In 1969, aged 19, Lythgoe auditioned for the BBC's Young Generation dance troupe, which included her future husband Nigel among its members. The couple started dating, but after Nigel became choreographer in 1971, he dismissed Bonnie from the troupe. They continued their personal relationship, subsequently married and became the parents of two sons, Simon and Kristopher. The Lythgoes separated in 2007, and divorced in 2010.

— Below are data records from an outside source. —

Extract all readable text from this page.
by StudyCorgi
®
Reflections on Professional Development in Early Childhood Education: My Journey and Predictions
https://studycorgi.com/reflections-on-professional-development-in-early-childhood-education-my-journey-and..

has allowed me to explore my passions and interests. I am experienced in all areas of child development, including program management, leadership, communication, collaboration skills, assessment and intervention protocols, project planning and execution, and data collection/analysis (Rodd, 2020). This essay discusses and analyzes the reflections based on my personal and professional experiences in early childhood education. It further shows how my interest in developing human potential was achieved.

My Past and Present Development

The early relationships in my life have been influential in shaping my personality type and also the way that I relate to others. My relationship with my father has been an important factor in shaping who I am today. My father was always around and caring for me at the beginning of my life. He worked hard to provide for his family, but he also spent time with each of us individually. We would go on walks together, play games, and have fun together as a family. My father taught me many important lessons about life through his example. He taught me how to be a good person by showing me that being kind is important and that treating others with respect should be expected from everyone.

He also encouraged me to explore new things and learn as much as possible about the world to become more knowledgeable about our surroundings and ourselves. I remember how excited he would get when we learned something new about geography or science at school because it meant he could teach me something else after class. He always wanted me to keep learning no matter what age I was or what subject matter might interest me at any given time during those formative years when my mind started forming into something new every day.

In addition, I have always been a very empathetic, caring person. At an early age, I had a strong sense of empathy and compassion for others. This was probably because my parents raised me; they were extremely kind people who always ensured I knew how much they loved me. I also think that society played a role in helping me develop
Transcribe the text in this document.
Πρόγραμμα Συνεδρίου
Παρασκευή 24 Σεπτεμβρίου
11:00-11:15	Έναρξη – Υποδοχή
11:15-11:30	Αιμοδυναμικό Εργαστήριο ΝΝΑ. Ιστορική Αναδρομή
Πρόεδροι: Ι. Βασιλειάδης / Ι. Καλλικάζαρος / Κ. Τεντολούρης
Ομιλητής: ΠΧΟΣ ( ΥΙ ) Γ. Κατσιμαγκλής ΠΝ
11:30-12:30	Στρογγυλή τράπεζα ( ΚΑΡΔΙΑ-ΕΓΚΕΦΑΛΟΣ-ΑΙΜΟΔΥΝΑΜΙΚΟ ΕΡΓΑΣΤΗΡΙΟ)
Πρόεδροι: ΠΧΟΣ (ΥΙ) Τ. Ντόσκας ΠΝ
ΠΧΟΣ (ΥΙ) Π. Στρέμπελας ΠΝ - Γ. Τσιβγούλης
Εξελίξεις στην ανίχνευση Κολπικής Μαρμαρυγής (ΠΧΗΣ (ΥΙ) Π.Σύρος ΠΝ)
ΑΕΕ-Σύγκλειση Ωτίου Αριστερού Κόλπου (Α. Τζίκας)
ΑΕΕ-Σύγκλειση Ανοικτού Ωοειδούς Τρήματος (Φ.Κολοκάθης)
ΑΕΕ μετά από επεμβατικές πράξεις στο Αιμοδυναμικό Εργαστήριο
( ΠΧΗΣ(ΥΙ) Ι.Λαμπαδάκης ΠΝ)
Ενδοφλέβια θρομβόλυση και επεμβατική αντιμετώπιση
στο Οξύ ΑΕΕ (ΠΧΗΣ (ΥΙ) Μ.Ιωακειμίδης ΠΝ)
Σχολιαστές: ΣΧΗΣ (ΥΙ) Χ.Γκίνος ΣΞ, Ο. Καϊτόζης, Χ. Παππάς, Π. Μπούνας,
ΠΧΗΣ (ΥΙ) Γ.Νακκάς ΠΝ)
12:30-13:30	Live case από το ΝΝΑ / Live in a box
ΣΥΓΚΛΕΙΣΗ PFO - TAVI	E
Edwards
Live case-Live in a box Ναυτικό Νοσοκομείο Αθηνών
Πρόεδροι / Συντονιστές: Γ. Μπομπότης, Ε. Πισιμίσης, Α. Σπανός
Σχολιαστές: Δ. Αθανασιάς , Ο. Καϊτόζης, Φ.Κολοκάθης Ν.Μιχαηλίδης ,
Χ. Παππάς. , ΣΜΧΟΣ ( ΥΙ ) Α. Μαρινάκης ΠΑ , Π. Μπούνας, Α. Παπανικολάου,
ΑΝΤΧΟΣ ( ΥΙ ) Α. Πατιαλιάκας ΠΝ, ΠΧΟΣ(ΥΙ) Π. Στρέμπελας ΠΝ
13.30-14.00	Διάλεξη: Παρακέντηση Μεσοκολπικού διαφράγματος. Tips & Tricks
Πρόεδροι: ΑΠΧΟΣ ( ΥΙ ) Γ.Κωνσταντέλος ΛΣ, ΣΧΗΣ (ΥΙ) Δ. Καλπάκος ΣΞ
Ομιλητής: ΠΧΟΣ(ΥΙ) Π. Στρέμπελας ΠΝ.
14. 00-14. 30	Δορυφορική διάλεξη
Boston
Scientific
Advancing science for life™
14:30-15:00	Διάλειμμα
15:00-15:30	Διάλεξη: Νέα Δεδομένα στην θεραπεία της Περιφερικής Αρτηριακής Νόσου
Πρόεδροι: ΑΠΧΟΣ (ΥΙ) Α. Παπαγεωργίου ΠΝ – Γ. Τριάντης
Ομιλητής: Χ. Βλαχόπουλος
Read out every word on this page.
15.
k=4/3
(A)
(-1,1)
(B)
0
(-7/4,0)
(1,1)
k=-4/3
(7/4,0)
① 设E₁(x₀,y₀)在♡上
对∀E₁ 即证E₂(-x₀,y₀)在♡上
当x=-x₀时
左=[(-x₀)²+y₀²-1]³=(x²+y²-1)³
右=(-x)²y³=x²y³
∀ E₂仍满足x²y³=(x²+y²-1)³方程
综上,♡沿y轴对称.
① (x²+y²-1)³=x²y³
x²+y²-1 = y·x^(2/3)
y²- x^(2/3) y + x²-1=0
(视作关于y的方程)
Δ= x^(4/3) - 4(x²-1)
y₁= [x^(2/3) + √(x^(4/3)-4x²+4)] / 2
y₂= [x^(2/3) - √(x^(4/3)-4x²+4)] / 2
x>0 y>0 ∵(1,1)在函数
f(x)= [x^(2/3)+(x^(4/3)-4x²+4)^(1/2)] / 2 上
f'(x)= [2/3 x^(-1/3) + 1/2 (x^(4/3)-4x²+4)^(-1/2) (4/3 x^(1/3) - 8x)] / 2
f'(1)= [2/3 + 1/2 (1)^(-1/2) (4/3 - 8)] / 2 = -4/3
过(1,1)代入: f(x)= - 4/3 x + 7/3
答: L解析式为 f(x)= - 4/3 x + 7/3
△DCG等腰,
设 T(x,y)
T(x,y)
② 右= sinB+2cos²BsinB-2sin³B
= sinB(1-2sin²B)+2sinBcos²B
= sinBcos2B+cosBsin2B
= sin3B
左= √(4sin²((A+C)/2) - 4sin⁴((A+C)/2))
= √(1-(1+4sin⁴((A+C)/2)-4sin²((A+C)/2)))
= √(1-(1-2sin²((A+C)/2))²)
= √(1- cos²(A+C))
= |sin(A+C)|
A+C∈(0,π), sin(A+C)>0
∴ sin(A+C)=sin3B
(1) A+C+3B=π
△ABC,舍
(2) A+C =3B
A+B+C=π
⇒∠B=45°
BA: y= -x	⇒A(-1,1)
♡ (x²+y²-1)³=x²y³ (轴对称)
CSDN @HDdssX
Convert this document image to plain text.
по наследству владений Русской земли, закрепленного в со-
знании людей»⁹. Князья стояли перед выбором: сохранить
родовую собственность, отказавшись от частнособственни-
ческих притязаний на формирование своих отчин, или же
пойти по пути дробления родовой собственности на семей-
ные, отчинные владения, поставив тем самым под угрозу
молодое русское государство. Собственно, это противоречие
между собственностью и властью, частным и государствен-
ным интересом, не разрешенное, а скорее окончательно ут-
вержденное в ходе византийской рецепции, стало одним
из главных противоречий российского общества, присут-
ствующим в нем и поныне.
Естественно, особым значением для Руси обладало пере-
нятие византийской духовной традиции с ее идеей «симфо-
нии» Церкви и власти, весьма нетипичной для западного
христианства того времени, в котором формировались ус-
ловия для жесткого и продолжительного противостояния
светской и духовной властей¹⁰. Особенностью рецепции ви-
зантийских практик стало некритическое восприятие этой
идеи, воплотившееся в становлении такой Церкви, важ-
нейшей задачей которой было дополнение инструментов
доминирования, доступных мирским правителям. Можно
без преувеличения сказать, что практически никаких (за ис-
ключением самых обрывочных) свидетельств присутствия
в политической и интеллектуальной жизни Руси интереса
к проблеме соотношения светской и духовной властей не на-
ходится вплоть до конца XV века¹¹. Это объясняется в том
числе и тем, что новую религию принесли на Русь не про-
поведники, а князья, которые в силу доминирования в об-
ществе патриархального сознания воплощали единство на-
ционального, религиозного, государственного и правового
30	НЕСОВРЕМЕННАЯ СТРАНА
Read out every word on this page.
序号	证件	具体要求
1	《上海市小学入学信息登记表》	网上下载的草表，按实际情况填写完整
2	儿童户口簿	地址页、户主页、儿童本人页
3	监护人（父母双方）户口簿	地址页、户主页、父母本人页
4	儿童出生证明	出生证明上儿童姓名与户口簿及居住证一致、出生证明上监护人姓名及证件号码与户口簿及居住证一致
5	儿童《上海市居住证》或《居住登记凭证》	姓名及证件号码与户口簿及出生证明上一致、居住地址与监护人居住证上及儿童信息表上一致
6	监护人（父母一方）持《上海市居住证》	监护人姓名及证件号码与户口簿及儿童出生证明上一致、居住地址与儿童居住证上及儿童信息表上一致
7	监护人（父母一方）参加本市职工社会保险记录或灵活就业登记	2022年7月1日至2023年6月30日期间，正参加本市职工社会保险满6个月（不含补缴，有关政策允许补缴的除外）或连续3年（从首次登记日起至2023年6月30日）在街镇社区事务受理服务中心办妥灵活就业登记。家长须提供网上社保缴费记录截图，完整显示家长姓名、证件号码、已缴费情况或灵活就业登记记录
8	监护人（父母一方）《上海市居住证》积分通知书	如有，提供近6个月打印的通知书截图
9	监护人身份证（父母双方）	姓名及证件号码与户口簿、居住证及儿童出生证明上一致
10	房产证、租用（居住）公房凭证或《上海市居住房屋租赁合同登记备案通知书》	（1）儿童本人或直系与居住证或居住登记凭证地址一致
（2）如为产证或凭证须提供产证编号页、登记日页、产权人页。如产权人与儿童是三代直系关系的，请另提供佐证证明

Lythgoe's success as a choreographer of dance productions within the West End led to a career as a producer/director of various theatre productions, including pantomimes. She produced/directed and choreographed the Christmas 2006 version of Peter Pan, starring Henry Winkler, in Wimbledon and Cinderella, starring Patrick Duffy, in Woking.

Lythgoe was a producer and judge on season one of the US reality television series So You Think You Can Dance. She was one of the judges on So You Think You Can Dance Australia prior to its cancellation in July 2010.

In 2016, Lythgoe was a contestant on the second season of the Australian version of I'm a Celebrity...Get Me Out of Here!, lasting 3 weeks. Her charity of choice was Olivia Newton-John's Cancer and Wellness Centre.